City’s financial position is bright for fiscal 2021 – Lowell Sun


LOWELL – Many communities have struggled to find good tax news during the pandemic, but that’s exactly what City Manager Eileen Donoghue and CFO Conor Baldwin delivered to city council on Tuesday.

“Surprisingly, (fiscal 2021) has been a great year for the city,” said Baldwin.

Providing highlights from his year-end review for fiscal 2021, which ended on June 30, Baldwin said the city’s undesignated fund balance – which he called “good financial indicator for the city’s financial health ”- ended the year at $ 18.9 million. .

“To put that into perspective, over the past few years the unspecified fund balance has hovered around $ 5 (million) or $ 6 million,” Baldwin said.

He said the fund balance is “the starting point” for calculating the city’s available money, or excess funding remaining at the end of the fiscal year, which means the city will have a substantial amount available. when the number will be certified by the State Revenue Department. .

Baldwin said the revenues were over budget by $ 6.14 million, thanks in large part to federal funding from the American Rescue Plan Act. On the other side of the ledger, he said, there was $ 18.8 million in unspent credit, in part due to tax controls and a hiring freeze put in place during the pandemic. , as well as savings resulting from the refinancing of outstanding debt. Baldwin also praised the board for the streak of smaller credits it made during the pandemic, which he said played a big part in the outcome.

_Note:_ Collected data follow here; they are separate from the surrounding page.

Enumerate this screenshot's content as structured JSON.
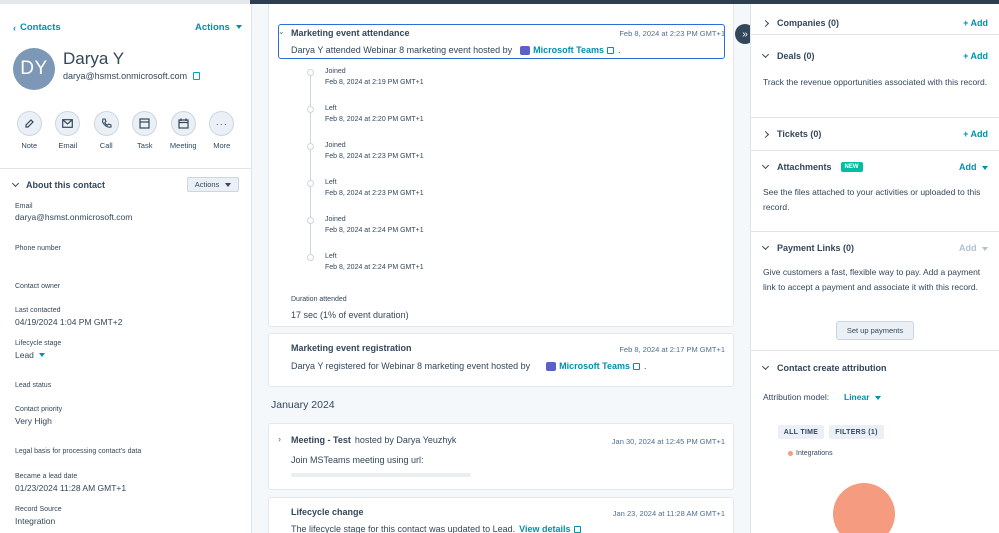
{
  "left": {
    "back_link": "Contacts",
    "actions": "Actions",
    "avatar_initials": "DY",
    "name": "Darya Y",
    "email": "darya@hsmst.onmicrosoft.com",
    "quick_actions": [
      {
        "label": "Note",
        "icon": "note-icon"
      },
      {
        "label": "Email",
        "icon": "email-icon"
      },
      {
        "label": "Call",
        "icon": "phone-icon"
      },
      {
        "label": "Task",
        "icon": "task-icon"
      },
      {
        "label": "Meeting",
        "icon": "calendar-icon"
      },
      {
        "label": "More",
        "icon": "more-icon"
      }
    ],
    "about_title": "About this contact",
    "about_actions": "Actions",
    "props": {
      "email_label": "Email",
      "email_value": "darya@hsmst.onmicrosoft.com",
      "phone_label": "Phone number",
      "owner_label": "Contact owner",
      "last_contacted_label": "Last contacted",
      "last_contacted_value": "04/19/2024 1:04 PM GMT+2",
      "lifecycle_label": "Lifecycle stage",
      "lifecycle_value": "Lead",
      "lead_status_label": "Lead status",
      "priority_label": "Contact priority",
      "priority_value": "Very High",
      "legal_label": "Legal basis for processing contact's data",
      "became_lead_label": "Became a lead date",
      "became_lead_value": "01/23/2024 11:28 AM GMT+1",
      "record_source_label": "Record Source",
      "record_source_value": "Integration"
    }
  },
  "middle": {
    "attendance": {
      "title": "Marketing event attendance",
      "date": "Feb 8, 2024 at 2:23 PM GMT+1",
      "text": "Darya Y attended Webinar 8 marketing event hosted by",
      "teams": "Microsoft Teams",
      "timeline": [
        {
          "action": "Joined",
          "time": "Feb 8, 2024 at 2:19 PM GMT+1"
        },
        {
          "action": "Left",
          "time": "Feb 8, 2024 at 2:20 PM GMT+1"
        },
        {
          "action": "Joined",
          "time": "Feb 8, 2024 at 2:23 PM GMT+1"
        },
        {
          "action": "Left",
          "time": "Feb 8, 2024 at 2:23 PM GMT+1"
        },
        {
          "action": "Joined",
          "time": "Feb 8, 2024 at 2:24 PM GMT+1"
        },
        {
          "action": "Left",
          "time": "Feb 8, 2024 at 2:24 PM GMT+1"
        }
      ],
      "duration_label": "Duration attended",
      "duration_value": "17 sec (1% of event duration)"
    },
    "registration": {
      "title": "Marketing event registration",
      "date": "Feb 8, 2024 at 2:17 PM GMT+1",
      "text": "Darya Y registered for Webinar 8 marketing event hosted by",
      "teams": "Microsoft Teams"
    },
    "month": "January 2024",
    "meeting": {
      "title": "Meeting - Test",
      "hosted": "hosted by Darya Yeuzhyk",
      "date": "Jan 30, 2024 at 12:45 PM GMT+1",
      "text": "Join MSTeams meeting using url:"
    },
    "lifecycle": {
      "title": "Lifecycle change",
      "date": "Jan 23, 2024 at 11:28 AM GMT+1",
      "text": "The lifecycle stage for this contact was updated to Lead.",
      "link": "View details"
    }
  },
  "right": {
    "companies": {
      "title": "Companies (0)",
      "add": "+ Add"
    },
    "deals": {
      "title": "Deals (0)",
      "add": "+ Add",
      "text": "Track the revenue opportunities associated with this record."
    },
    "tickets": {
      "title": "Tickets (0)",
      "add": "+ Add"
    },
    "attachments": {
      "title": "Attachments",
      "badge": "NEW",
      "add": "Add",
      "text": "See the files attached to your activities or uploaded to this record."
    },
    "payment": {
      "title": "Payment Links (0)",
      "add": "Add",
      "text": "Give customers a fast, flexible way to pay. Add a payment link to accept a payment and associate it with this record.",
      "button": "Set up payments"
    },
    "attribution": {
      "title": "Contact create attribution",
      "model_label": "Attribution model:",
      "model_value": "Linear",
      "all_time": "ALL TIME",
      "filters": "FILTERS (1)",
      "legend": "Integrations",
      "legend_color": "#f59b7f"
    }
  }
}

The stabilization fund also stands at $ 12.8 million, which he says is a high for the city.

“This is probably the best tax news we’ve seen in a long time, and in the midst of all of this pandemic COVID crisis,” said Councilor Rodney Elliott, who chairs the council’s finance subcommittee, l ‘calling “a will” to Donoghue and his administration.

Despite the overall rosy picture for fiscal 2021, Baldwin stressed the need to continue to address pension and other post-employment benefits (OPEBs). He said the OPEB Trust stands at $ 13.5 million – an increase of $ 2.9 million from the previous year – but the city’s unpaid liability exceeds $ 800 million. The city also needs to watch for declining corporate fund balances, Baldwin said.

In other matters, counsel:
– Approved new collective agreements for nurses, firefighters, public works and other employees, providing for a 2.5% wage increase for each of the three years covered by the agreements, retroactive to July 1 of that year until ‘as of June 30, 2024. The board also approved the same increases for prescription employees not covered by collective agreements.
-Approved a city redevelopment plan that will come into effect in 2022.
-Voted to accept and spend three grants for the policing service, including a federal Edward Byrne Memorial Aid to Justice grant of $ 35,439, $ 125,000 from the Federal Office of Community-Based Policing and 57,183 $ from the state prison diversion grant program.

Motions approved Tuesday wanted:
-Donoghue will work with Superintendent of Schools Joel Boyd to expedite the removal and replacement of trailers at Cawley Stadium.
-The appropriate service to work with National Grid and others who need to close portions of streets for maintenance in order to schedule such work outside of heavy traffic hours and to consider advance warning signage to give motorists a chance to find an alternate route.
– Discuss the recent publication of the State’s Solid Waste Master Plan 2030 and consider establishing a solid waste subcommittee to address the costs of illegal landfills, increase recycling, enforce illegal landfills and improve garden waste and garbage collection.
-Investigate the installation of a crosswalk on Stevens Street at the intersection of Fairfax Street in front of Lowell Catholic.
-Act to replace the missing lamppost on the pole at the intersection of Pine and Wilder streets.